Many analysis methods for extracting crypto keys have the word 'power' in their name: Simple Power Analysis (SPA), Differential Power Analysis (DPA), Correlation Power Analysis (CPA), Mutual Information Analysis (MIA), Linear Regression Analysis (LRA), Template Attacks, ... Even if the term 'power' is used here literally, the method is not limited to analyzing power alone, but can also be applied to other physical variables.
Clock gating check; Image: Southwest Jiatong University
Conclusion
There can be no such thing as 100 % certainty. It is therefore also pointless to protect a circuit or application against all types of attack. The security objective and the attack scenario to be prevented must be clearly and realistically defined from the beginning of the design cycle in order to be implemented efficiently.

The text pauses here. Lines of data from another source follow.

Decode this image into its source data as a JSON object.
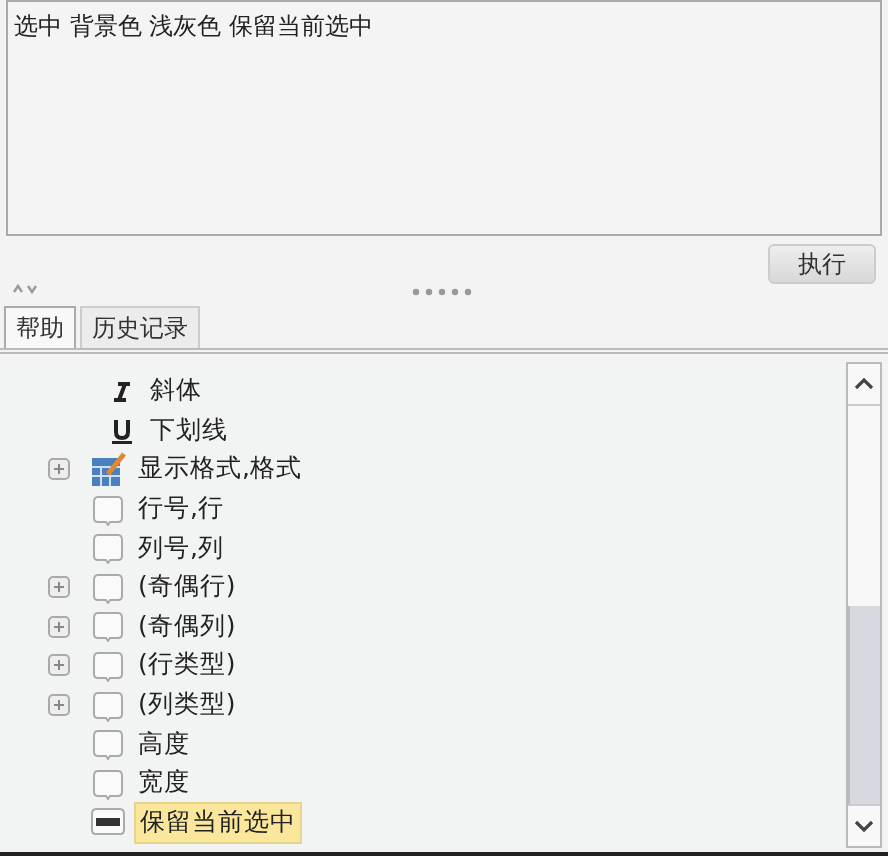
{
  "editor": {
    "value": "选中 背景色 浅灰色 保留当前选中"
  },
  "run_button": "执行",
  "tabs": [
    {
      "label": "帮助",
      "selected": true
    },
    {
      "label": "历史记录",
      "selected": false
    }
  ],
  "tree": [
    {
      "kind": "italic",
      "label": "斜体",
      "expandable": false,
      "selected": false
    },
    {
      "kind": "underline",
      "label": "下划线",
      "expandable": false,
      "selected": false
    },
    {
      "kind": "format",
      "label": "显示格式,格式",
      "expandable": true,
      "expanded": false,
      "selected": false
    },
    {
      "kind": "bubble",
      "label": "行号,行",
      "expandable": false,
      "selected": false
    },
    {
      "kind": "bubble",
      "label": "列号,列",
      "expandable": false,
      "selected": false
    },
    {
      "kind": "bubble",
      "label": "(奇偶行)",
      "expandable": true,
      "expanded": false,
      "selected": false
    },
    {
      "kind": "bubble",
      "label": "(奇偶列)",
      "expandable": true,
      "expanded": false,
      "selected": false
    },
    {
      "kind": "bubble",
      "label": "(行类型)",
      "expandable": true,
      "expanded": false,
      "selected": false
    },
    {
      "kind": "bubble",
      "label": "(列类型)",
      "expandable": true,
      "expanded": false,
      "selected": false
    },
    {
      "kind": "bubble",
      "label": "高度",
      "expandable": false,
      "selected": false
    },
    {
      "kind": "bubble",
      "label": "宽度",
      "expandable": false,
      "selected": false
    },
    {
      "kind": "bool",
      "label": "保留当前选中",
      "expandable": false,
      "selected": true
    }
  ]
}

The biggest obstacle to the widespread effective use of security mechanisms is probably the fact that the additional work involved in the form of development time and the associated product costs usually do not provide the end customer with any direct added value in terms of features. The added value appears to lie on the manufacturer's side in particular. In connection with time-to-market and a margin necessary for the continued existence of the company, design and data security often suffers according to the current state of affairs and is sometimes optimized away or implemented so poorly that it can almost be classified as non-existent.